On essaie de ne pas s’en faire et de faire avec. Ne pas s’en faire, comme chantait Prosper, yop la boum, en des temps dont les moins de vingt ans se moquent éperdument. Pardon, dont les moins de vingt ans se foutent gavé. Trop pas. Oui, on va dire ça, on va essayer de ne pas s’en faire et de prendre la vie comme elle vient, comme le chantait ma philosophe préférée dans les années 60 (oui, oui, ma philosophe préférée… comprenne qui pourra) et du coup, pour me donner un peu de courage avant de m’installer en mode échouage sur le canapé, j’ai allumé les deux guirlandes électriques du séjour. La rouge qui va du téléviseur au petit coffre à coussins et qui prend fin au pied de la lampe tempête (c’est de saison) posée sur un piédestal. Et j’ai allumé la blanche, celle qui va du bar au bar en passant du comptoir au vaisselier qui est plus un verrier qu’un meuble à vaisselle. Et comme ça, ça clignote et ça met un peu de gaité dans mon état un peu éteint de cette fin de journée. Mais on va essayer de ne pas s’en faire et de faire avec.

Parce qu’il y a des jours avec et parce qu’il y a des jours sans. Des jours avec quand, au boulot, ça se passe plutôt bien, qu’on n’entend pas trop la phrase agaçante (pour ne pas dire insupportable) : « T’as changé de lunettes ? » Non, pourquoi ? Ça se voit tant que ça ? Comme le nez au milieu de la figure. Et des jours sans quand on a du mal à se lever comme ce matin. Parce que, à 2h30, j’ai été réveillé par une envie de faire pipi et j’ai eu un peu de mal à me rendormir jusqu’à 3h30. Des jours avec car c’est aujourd’hui que je suis allé rendre visite à Nicole. Pas vue, pas entendue, pas évitée depuis trois ou quatre ans. Mais sous un prétexte de lui faire passer un DVD la concernant, je suis allé la voir de midi à midi trente, chez elle, barrière de Bègles et nous nous sommes fait la bise, alors qu’elle n’est pas très comme ça et nous avons un peu parlé et ça s’est bien passé et j’avoue que j’y ai pris du plaisir. Et des jours sans car j’ai eu un gros coup de fatigue en fin d’après-midi alors que j’avais tout pour être bien, là, lové, pas seul. Un moment avec toi. Un jour avec avant une soirée sans.
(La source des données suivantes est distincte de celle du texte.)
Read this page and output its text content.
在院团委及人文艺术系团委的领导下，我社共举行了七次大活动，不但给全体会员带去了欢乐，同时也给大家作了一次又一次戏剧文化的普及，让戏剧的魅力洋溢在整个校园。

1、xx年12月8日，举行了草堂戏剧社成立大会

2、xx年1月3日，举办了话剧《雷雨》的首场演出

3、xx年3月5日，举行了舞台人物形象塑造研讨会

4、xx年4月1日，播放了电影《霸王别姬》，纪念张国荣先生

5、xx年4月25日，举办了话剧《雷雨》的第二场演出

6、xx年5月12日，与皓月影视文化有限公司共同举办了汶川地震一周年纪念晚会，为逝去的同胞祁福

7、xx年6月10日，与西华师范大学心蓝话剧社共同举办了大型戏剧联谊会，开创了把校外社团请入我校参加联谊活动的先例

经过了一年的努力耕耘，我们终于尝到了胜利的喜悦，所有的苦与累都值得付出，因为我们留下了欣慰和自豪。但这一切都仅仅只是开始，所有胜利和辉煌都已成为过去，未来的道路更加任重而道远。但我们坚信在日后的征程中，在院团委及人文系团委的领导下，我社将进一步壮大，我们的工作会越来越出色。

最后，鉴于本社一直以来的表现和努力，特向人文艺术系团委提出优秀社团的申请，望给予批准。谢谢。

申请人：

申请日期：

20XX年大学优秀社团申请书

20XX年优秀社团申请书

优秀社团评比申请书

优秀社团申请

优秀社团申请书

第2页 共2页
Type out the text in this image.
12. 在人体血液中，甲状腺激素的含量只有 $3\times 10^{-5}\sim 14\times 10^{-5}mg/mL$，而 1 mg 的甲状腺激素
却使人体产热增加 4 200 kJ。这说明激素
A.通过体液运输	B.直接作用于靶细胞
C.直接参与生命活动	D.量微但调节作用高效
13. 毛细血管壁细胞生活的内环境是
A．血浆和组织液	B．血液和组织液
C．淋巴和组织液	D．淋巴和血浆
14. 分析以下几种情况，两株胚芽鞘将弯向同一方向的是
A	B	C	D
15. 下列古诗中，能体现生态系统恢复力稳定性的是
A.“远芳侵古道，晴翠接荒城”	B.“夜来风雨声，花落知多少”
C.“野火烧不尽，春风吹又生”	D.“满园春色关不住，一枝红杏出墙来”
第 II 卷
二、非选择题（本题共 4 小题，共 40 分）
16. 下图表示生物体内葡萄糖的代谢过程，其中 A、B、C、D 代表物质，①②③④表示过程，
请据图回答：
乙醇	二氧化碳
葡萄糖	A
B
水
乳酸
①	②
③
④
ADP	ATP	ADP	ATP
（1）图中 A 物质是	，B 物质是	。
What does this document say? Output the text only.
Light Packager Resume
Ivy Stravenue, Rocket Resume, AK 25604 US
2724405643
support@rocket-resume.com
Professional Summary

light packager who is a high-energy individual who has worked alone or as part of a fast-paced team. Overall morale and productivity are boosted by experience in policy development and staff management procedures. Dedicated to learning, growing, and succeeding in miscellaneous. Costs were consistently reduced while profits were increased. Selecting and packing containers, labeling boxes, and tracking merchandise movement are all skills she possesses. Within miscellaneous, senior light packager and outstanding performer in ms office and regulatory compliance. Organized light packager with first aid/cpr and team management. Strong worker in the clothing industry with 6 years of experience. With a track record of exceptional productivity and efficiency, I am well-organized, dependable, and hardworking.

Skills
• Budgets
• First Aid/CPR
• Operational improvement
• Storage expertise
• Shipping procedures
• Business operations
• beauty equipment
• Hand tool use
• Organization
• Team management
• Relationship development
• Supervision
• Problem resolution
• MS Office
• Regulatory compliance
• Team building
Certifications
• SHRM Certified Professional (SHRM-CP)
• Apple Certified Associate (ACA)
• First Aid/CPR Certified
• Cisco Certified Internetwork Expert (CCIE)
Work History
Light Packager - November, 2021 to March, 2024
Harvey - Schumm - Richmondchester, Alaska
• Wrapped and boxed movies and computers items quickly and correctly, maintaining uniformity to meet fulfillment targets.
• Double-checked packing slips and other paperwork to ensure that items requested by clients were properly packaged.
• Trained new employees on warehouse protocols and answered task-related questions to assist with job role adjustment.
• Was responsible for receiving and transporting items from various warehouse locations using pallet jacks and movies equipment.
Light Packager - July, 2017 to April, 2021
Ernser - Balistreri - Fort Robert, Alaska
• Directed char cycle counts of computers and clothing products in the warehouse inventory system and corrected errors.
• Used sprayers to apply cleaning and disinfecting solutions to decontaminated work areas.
On va essayer de faire avec et oublier sans. Essayer de ne pas perdre le nord en faisant les cent pas. Avec ardeur. Et sans entrain, parfois. Deux parallèles que je vais faire se rejoindre, ce soir, certainement. Avec plaisir et sans peine. Avec lassitude et s’en moquer. S’en foutre un peu et avec de la négligence mais pas trop. Il y a des moments où on oscille entre le pour et le contre. Être là pour toi et que tu sois là, contre moi. Mais quand ce n’est pas possible, on fait sans. S’en toi. Avec l’espoir du retour pour une autre fois. Un bientôt pas trop lointain. Un jour, demain, peut-être mais pour l’heure, il faut faire bon et faire avec sans toi. Et malgré tout, je reste calme. Je suis calme. Car tu n’es pas loin. Avec. Faire avec. Essayer de faire avec. Et ne pas s’en faire. Et attendre des jours meilleurs. Des jours doublement avec. Des jours de plus. De moins en moins lointains. Avec ou sans ? Je répondrai toujours avec mais pour l’instant, ce sera sans. Le temps que je ferme un peu les yeux en repensant aux moments avec, avec toi.